How often do you progress from problem solving to investigation-based work in your mathematics classroom? Have you ever considered using children’s literature in your mathematics lessons to provide an interesting and creative context for mathematical exploration?
“The idea of investigation is fundamental both to the study of mathematics itself and also to an understanding of the ways in which mathematics can be used to extend knowledge and to solve problems in very many fields” (Cockroft, 1981, p.250).
Mathematical investigations move beyond problem solving, yet are not ‘project work’ They are inquiry based and support a constructivist approach to learning in which learners actively construct their own knowledge through reflection on physical and mental actions. During investigation-based work, learning is placed within a purposeful context that requires students to engage in mathematics by combining content knowledge with higher order thinking skills and creativity. Investigations provide insights into the work of mathematicians and mathematics as a career, as well as providing opportunities for students to adapt, modify, and build on prior knowledge (National Council of Teachers of Mathematics, 2000).
Children’s literature can provide a rich context from which to begin mathematical investigations. They provide opportunities for students to incorporate creativity into mathematics while creating links across other subject areas. Using literature as a stimulus for open-ended investigation can provide each student in the class an opportunity to achieve success, regardless of mathematical ability by creating a rich, shared context.
There are many children’s books that lend themselves to mathematical investigations- some are written with that purpose in mind, and others are books that were not intended for use as a stimulus for mathematics, but naturally lend themselves to mathematical exploration. Marston (2010) identifies three different types of mathematical picture books:
- Explicit: books purposefully written for teaching and learning in the mathematics classroom, e.g. Counting on Frank (Clements, 1990) or How Big is a Foot? (Myller, 1962);
- Percieved: books with incidental mathematical concepts as perceived by the teacher e.g. Goldilocks and the Three Bears; and
- Embedded: books that have embedded mathematical ideas but written to entertain rather than specifically for teaching and learning e.g. Uno’s Garden (Base, 2013)

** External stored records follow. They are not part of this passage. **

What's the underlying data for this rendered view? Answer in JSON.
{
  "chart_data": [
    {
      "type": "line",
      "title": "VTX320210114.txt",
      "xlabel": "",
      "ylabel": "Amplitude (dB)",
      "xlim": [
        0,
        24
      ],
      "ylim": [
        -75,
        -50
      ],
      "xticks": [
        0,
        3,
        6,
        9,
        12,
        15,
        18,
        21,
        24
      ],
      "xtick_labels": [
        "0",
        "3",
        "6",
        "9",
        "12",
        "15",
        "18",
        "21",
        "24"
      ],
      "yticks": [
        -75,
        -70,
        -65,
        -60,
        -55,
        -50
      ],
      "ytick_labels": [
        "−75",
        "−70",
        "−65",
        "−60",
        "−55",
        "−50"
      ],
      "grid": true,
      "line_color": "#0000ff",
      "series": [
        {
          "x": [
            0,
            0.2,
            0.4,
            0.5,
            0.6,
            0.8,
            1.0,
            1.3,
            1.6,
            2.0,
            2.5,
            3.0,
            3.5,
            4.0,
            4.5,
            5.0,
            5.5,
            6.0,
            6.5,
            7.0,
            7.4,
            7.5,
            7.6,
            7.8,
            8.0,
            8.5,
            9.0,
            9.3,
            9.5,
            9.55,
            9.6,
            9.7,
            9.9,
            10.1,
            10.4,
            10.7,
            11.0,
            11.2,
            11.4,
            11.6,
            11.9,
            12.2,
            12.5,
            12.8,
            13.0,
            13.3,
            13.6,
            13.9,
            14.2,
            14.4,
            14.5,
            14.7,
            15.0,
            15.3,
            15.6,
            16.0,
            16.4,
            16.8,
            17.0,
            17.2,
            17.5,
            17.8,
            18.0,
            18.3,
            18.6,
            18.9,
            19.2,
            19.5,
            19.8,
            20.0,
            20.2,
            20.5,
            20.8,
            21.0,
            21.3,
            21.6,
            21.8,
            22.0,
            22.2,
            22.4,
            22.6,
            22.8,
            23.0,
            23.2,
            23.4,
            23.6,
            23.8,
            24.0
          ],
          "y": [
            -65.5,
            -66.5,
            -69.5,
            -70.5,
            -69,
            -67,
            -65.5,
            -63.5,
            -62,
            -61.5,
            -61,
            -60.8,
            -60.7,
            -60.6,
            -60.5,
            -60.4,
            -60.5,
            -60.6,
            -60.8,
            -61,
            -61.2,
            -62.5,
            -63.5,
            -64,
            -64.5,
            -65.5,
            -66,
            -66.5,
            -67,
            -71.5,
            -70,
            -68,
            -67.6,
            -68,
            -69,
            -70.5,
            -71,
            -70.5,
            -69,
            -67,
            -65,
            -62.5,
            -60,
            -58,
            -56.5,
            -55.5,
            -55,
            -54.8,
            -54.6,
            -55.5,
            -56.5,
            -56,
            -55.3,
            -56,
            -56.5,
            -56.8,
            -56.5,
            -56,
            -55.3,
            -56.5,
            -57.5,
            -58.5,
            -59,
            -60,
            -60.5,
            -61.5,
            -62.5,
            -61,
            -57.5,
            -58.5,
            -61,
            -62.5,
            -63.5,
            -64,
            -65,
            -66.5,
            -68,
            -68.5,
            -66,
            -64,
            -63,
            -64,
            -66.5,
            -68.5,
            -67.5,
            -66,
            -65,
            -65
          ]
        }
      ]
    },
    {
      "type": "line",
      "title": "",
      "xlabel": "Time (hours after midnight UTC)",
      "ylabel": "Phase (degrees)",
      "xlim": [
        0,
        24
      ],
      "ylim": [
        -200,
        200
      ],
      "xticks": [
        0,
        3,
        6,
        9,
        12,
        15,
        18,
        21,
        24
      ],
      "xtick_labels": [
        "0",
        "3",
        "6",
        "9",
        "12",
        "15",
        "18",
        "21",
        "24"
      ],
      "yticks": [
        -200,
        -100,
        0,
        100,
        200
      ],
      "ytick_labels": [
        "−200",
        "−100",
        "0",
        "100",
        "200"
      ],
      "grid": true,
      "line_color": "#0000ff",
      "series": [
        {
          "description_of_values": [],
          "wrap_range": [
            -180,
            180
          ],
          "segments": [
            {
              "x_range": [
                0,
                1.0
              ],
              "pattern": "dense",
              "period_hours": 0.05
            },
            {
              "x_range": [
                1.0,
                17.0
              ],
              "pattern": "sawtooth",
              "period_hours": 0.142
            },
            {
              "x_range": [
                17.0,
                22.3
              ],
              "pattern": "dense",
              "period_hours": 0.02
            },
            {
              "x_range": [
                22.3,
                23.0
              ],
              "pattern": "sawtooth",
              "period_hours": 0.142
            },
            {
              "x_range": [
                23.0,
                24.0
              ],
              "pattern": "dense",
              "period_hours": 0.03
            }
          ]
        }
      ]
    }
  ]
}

A good book to use as a stimulus for mathematical investigations is one that builds intrigue and excitement in your classroom. A good book will also include humour, whch is important if you want to engage reluctant learners. One of my favourite children’s books is Math Curse (Szieska & Smith, 2007) which describes a young child who gets a math curse after his teacher, Mrs Fibonacci, says “you know, you can think of almost anything as a math problem…”. The book encourages readers to see mathematics in almost everything they do, from waking up in the morning to catching the bus to school and sharing cup cakes with the class. Throughout the book the authors have placed interesting mathematical challenges mixed with lots of humour.
The best way to begin a mathematical investigation is to read the book, and then brainstorm possible mathematical questions that could be explored. Once students have had a chance to share their ideas, it is up to the teacher to facilitate how the investigation should progress. Students can form groups and select an area to investigate, or they can conduct an individual investigation that could be teacher guided. Perhaps a group could select more than one area to investigate.
Here is are some websites that list children’s literature suitable for use in mathematics teaching and learning:
Base, G. (2013). Uno’s garden. Sydney: Penguin Books Australia
Clement, R (1990). Counting on Frank. Sydney: Collins
Marsten, J. (2010). Developing a Framework for the Selection of Picture Books to Promote Early Mathematical Development. In C. Hurst, B. Kissane, & L. Sparrow (Eds). In Shaping the future of education. Proceedings of the annual conference of the Mathematics Education Research Group of Australasia. Fremantle WA: MERGA
Myller, R. (1962). How big is a foot? New York: Bantam Doubleday Dell Publishing Group
National Council of Teachers of Mathematics (2000). Principles and standards for school mathematics. Reston, VA: NCTM
Szieska J., & Smith, L. (1995). Math Curse. New York: Penguin
Reblogged this on Engaging Maths and commented:
This week in Australia is The Children’s Book Council of Australia Book Week. Why not celebrate by using children’s literature to teach mathematics?
Hi Dr Attard, I am so glad that I came upon this article when researching for creative and exciting lesson-starter ideas to introduce new mathematical concepts and ideas to my students. I have never really considered incorporating children picture books as a resource/stimulus for any of the maths lessons which I have previously taught (and observed) as a pre-service teacher. However, I do have to admit that I have perceived this strategy being employed across other KLAs such as English, PDHPE and HSIE across a variety of classroom settings. The ideas which you have covered in this article has successfully inspired me in implementing such approaches for my future teaching, especially when commencing a mathematical investigation. I am now able to comprehend the role in which picture books play in the teaching of mathematics (providing context for mathematical learning, invigorate prior knowledge as well as engaging ALL students, regardless of abilities, disabilities and learning needs) Thank you so much!